We will now generate poison data using the Linear Regression Gradient Descent Based poisoner. We will use the poison data to evaluate the robustness of the model and how it affects the model's performance. This poisoner uses the training data and the gradient descent algorithm to generate poison data. A recommended practice is to use a small fraction (no more than 0.2) of the training data to generate the poison data that will be appended to the training data at the end.
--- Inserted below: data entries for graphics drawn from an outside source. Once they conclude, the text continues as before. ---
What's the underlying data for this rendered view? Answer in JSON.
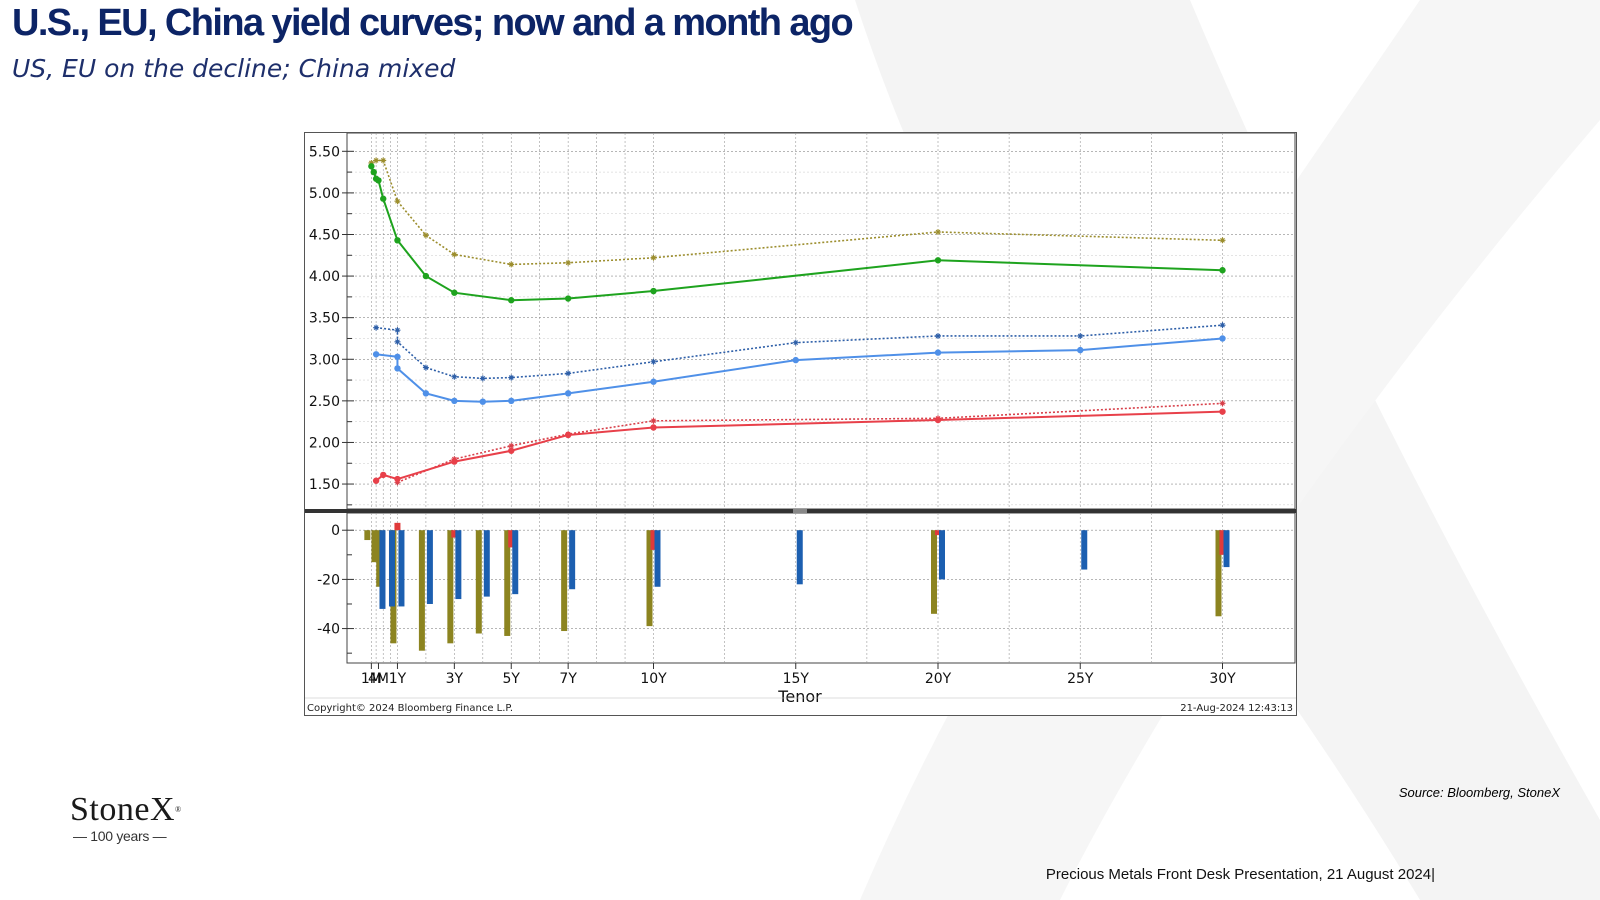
{
  "slide": {
    "title": "U.S., EU, China yield curves; now and a month ago",
    "subtitle": "US, EU on the decline; China mixed",
    "source": "Source: Bloomberg, StoneX",
    "footer": "Precious Metals Front Desk Presentation, 21 August 2024|"
  },
  "logo": {
    "name": "StoneX",
    "reg": "®",
    "tagline": "— 100 years —"
  },
  "chart_meta": {
    "copyright": "Copyright© 2024 Bloomberg Finance L.P.",
    "timestamp": "21-Aug-2024 12:43:13"
  },
  "chart_data": {
    "type": "line",
    "xlabel": "Tenor",
    "x_tick_labels": [
      "1M",
      "4M",
      "1Y",
      "3Y",
      "5Y",
      "7Y",
      "10Y",
      "15Y",
      "20Y",
      "25Y",
      "30Y"
    ],
    "x_tick_years": [
      0.083,
      0.333,
      1,
      3,
      5,
      7,
      10,
      15,
      20,
      25,
      30
    ],
    "upper_panel": {
      "ylim": [
        1.2,
        5.72
      ],
      "y_ticks": [
        "5.50",
        "5.00",
        "4.50",
        "4.00",
        "3.50",
        "3.00",
        "2.50",
        "2.00",
        "1.50"
      ],
      "grid": true,
      "series": [
        {
          "color": "#9c8e2e",
          "style": "dotted",
          "marker": "star",
          "x": [
            0.083,
            0.25,
            0.5,
            1,
            2,
            3,
            5,
            7,
            10,
            20,
            30
          ],
          "y": [
            5.36,
            5.39,
            5.39,
            4.9,
            4.49,
            4.26,
            4.14,
            4.16,
            4.22,
            4.53,
            4.43
          ]
        },
        {
          "color": "#1ea31e",
          "style": "solid",
          "marker": "dot",
          "x": [
            0.083,
            0.167,
            0.25,
            0.333,
            0.5,
            1,
            2,
            3,
            5,
            7,
            10,
            20,
            30
          ],
          "y": [
            5.32,
            5.25,
            5.17,
            5.15,
            4.93,
            4.43,
            4.0,
            3.8,
            3.71,
            3.73,
            3.82,
            4.19,
            4.07
          ]
        },
        {
          "color": "#2e5fa8",
          "style": "dotted",
          "marker": "star",
          "x": [
            0.25,
            1,
            1,
            2,
            3,
            4,
            5,
            7,
            10,
            15,
            20,
            25,
            30
          ],
          "y": [
            3.38,
            3.35,
            3.21,
            2.9,
            2.79,
            2.77,
            2.78,
            2.83,
            2.97,
            3.2,
            3.28,
            3.28,
            3.41
          ]
        },
        {
          "color": "#4f90e8",
          "style": "solid",
          "marker": "dot",
          "x": [
            0.25,
            1,
            1,
            2,
            3,
            4,
            5,
            7,
            10,
            15,
            20,
            25,
            30
          ],
          "y": [
            3.06,
            3.03,
            2.89,
            2.59,
            2.5,
            2.49,
            2.5,
            2.59,
            2.73,
            2.99,
            3.08,
            3.11,
            3.25
          ]
        },
        {
          "color": "#d8404a",
          "style": "dotted",
          "marker": "star",
          "x": [
            1,
            3,
            5,
            7,
            10,
            20,
            30
          ],
          "y": [
            1.52,
            1.8,
            1.96,
            2.1,
            2.26,
            2.29,
            2.47
          ]
        },
        {
          "color": "#e8404a",
          "style": "solid",
          "marker": "dot",
          "x": [
            0.25,
            0.5,
            1,
            3,
            5,
            7,
            10,
            20,
            30
          ],
          "y": [
            1.54,
            1.61,
            1.56,
            1.77,
            1.9,
            2.09,
            2.18,
            2.27,
            2.37
          ]
        }
      ]
    },
    "lower_panel": {
      "type": "bar",
      "ylim": [
        -54,
        7
      ],
      "y_ticks": [
        "0",
        "-20",
        "-40"
      ],
      "series": [
        {
          "color": "#8c8420",
          "x": [
            0.083,
            0.333,
            0.5,
            1,
            2,
            3,
            4,
            5,
            7,
            10,
            20,
            30
          ],
          "values": [
            -4,
            -13,
            -23,
            -46,
            -49,
            -46,
            -42,
            -43,
            -41,
            -39,
            -34,
            -35
          ]
        },
        {
          "color": "#e03a3a",
          "x": [
            1,
            3,
            5,
            10,
            20,
            30
          ],
          "values": [
            3,
            -3,
            -7,
            -8,
            -2,
            -10
          ]
        },
        {
          "color": "#1c5fb0",
          "x": [
            0.333,
            0.667,
            1,
            2,
            3,
            4,
            5,
            7,
            10,
            15,
            20,
            25,
            30
          ],
          "values": [
            -32,
            -31,
            -31,
            -30,
            -28,
            -27,
            -26,
            -24,
            -23,
            -22,
            -20,
            -16,
            -15
          ]
        }
      ]
    }
  }
}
To return the joined training and poisoned data, we will use the `return_data` parameter of the poisoner.

In [8]:
poiser = LinRegGDPoisoner(column_mapping, poison_proportion=0.2)

# Poison the training data
x_poised, y_poised = poiser.poison_data(X_train, y_train, return_data=True)

2024-09-13 10:26:25,377 - INFO - Training Error: 0.042428
2024-09-13 10:26:25,379 - INFO - Best initialization error: 0.042428
2024-09-13 10:26:25,382 - INFO - Poison Count: 374.000000
2024-09-13 10:26:25,481 - INFO - Iteration 0:
2024-09-13 10:26:25,482 - INFO - Objective Value: 0.04242842855916918 Change: 0.04242842855916918
2024-09-13 10:27:06,017 - INFO - Iteration 1:
2024-09-13 10:27:06,018 - INFO - Objective Value: 0.04282704141334596 Change: 0.0003986128541767775
2024-09-13 10:27:06,025 - INFO - Y pushed out of bounds: 353/374
2024-09-13 10:27:46,748 - INFO - Iteration 2:
2024-09-13 10:27:46,750 - INFO - Objective Value: 0.04397853422802394 Change: 0.0011514928146779818
2024-09-13 10:27:46,751 - INFO - Y pushed out of bounds: 355/374
2024-09-13 10:28:27,611 - INFO - Iteration 3:
2024-09-13 10:28:27,613 - INFO - Objective Value: 0.04330797572080405 Change: -0.0006705585072198927
2024-09-13 10:28:27,614 - INFO - Y pushed out of bounds: 343/374
2024-09-13 10:28:27,616 - INFO - no p

**Evaluating Model Robustness**

We will evaluate the robustness of the model by training the model on the poisoned data and evaluating its performance on the test data. We will compare the performance of the model on the test data.

In [9]:
clfp = linear_model.LinearRegression()
clfp.fit(np.asarray(x_poised), y_poised)

poised_err = mean_squared_error(y_test, clfp.predict(X_test))

print("Error before poisoning:", baseline_error)
print("Error after poisoning:", poised_err)

Error before poisoning: 0.018911873372045453
Error after poisoning: 0.04884968204931966


As we can see from the results, the model's performance on the test data is significantly worse when trained on the poisoned data. This demonstrates the importance of evaluating the robustness of a model to poison data.